In a recently released paper, NASA scientists and engineers share new information about the agency’s DAVINCI – Deep Atmosphere Venus Investigation of Noble gases, Chemistry, and Imaging – mission. It will land on Venus’s surface in 2031 after going down through the layers of Venus’s atmosphere. DAVINCI is the first mission to study Venus that will use both flybys and a probe that will land on the planet.
Why is DAVINCI important for us?
DAVINCI is a flying analytical chemistry lab that will measure important parts of Venus’s huge atmosphere and climate system for the first time. Many of these measurements have been planned for Venus since the 1980s. It will also take pictures of the mountainous highlands of Venus for the first time from the ground, as well as map their rock composition and surface relief at scales that can’t be done from orbit. The mission helps measure small amounts of gases that haven’t been found yet. This includes the key ratio of hydrogen isotopes, which are parts of water that help show how water has changed over time, whether it was liquid water in the oceans or steam in the early atmosphere.
The mission’s carrier, relay, and imaging spacecraft (CRIS) has two instruments that will study the planet’s clouds and discover its highland areas during with the flybys of Venus. It will also come with a probe with five instruments that are bound to do a wide range of new measurements as it falls to the surface of the planet.

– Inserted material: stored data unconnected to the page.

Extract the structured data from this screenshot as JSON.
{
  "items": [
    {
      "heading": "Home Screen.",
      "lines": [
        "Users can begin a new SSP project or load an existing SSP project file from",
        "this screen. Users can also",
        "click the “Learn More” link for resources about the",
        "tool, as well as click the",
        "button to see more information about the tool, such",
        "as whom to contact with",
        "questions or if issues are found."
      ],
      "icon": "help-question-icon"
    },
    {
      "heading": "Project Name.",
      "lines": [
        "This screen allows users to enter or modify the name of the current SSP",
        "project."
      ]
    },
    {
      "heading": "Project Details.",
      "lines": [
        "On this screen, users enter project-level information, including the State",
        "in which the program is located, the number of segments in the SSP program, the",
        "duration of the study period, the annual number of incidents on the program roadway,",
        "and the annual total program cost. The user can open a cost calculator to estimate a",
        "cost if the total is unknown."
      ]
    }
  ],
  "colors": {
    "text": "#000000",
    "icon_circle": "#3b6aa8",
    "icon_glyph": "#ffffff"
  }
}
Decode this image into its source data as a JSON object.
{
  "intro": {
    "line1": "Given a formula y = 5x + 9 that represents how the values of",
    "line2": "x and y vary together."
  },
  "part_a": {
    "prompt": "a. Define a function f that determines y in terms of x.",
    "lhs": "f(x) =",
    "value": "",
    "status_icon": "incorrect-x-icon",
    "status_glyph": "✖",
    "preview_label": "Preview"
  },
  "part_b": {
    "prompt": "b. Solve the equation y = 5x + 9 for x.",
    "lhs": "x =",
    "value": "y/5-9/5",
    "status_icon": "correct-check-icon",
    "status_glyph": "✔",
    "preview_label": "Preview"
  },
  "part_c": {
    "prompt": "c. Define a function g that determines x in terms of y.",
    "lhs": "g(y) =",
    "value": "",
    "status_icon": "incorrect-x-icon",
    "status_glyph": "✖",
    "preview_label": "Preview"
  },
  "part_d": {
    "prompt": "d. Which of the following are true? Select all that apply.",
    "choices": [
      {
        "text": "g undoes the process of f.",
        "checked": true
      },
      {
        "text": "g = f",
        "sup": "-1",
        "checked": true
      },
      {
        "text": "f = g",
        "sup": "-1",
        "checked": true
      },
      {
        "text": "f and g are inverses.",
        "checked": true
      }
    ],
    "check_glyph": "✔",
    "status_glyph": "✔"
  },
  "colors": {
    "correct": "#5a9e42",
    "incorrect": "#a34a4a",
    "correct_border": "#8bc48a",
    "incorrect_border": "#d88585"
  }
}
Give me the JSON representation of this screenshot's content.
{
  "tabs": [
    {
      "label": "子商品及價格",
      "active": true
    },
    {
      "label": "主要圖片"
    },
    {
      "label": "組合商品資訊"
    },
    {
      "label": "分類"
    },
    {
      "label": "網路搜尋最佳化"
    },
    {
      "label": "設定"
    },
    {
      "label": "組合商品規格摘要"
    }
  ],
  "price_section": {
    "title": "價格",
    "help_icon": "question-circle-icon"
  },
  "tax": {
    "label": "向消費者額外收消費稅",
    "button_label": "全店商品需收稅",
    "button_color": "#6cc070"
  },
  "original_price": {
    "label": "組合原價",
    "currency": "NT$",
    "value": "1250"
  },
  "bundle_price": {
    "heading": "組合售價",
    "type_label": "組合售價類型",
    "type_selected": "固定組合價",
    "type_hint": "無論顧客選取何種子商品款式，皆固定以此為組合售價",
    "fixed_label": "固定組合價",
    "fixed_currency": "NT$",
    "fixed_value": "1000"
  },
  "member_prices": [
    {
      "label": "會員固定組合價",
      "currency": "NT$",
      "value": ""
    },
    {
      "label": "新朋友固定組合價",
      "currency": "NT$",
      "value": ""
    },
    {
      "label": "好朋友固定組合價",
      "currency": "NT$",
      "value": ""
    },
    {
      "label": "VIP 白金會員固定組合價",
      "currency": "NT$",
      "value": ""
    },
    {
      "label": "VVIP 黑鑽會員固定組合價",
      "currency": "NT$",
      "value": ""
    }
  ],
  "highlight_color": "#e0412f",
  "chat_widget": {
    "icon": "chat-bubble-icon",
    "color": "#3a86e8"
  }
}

Jim Garvin, DAVINCI principal investigator from NASA, stated that: “This ensemble of chemistry, environmental, and descent imaging data will paint a picture of the layered Venus atmosphere and how it interacts with the surface in the mountains of Alpha Regio, which is twice the size of Texas.” He continued by saying: “These measurements will allow us to evaluate historical aspects of the atmosphere as well as to detect special rock types at the surface such as granites while also looking for tell-tale landscape features that could tell us about erosion or other formational processes.”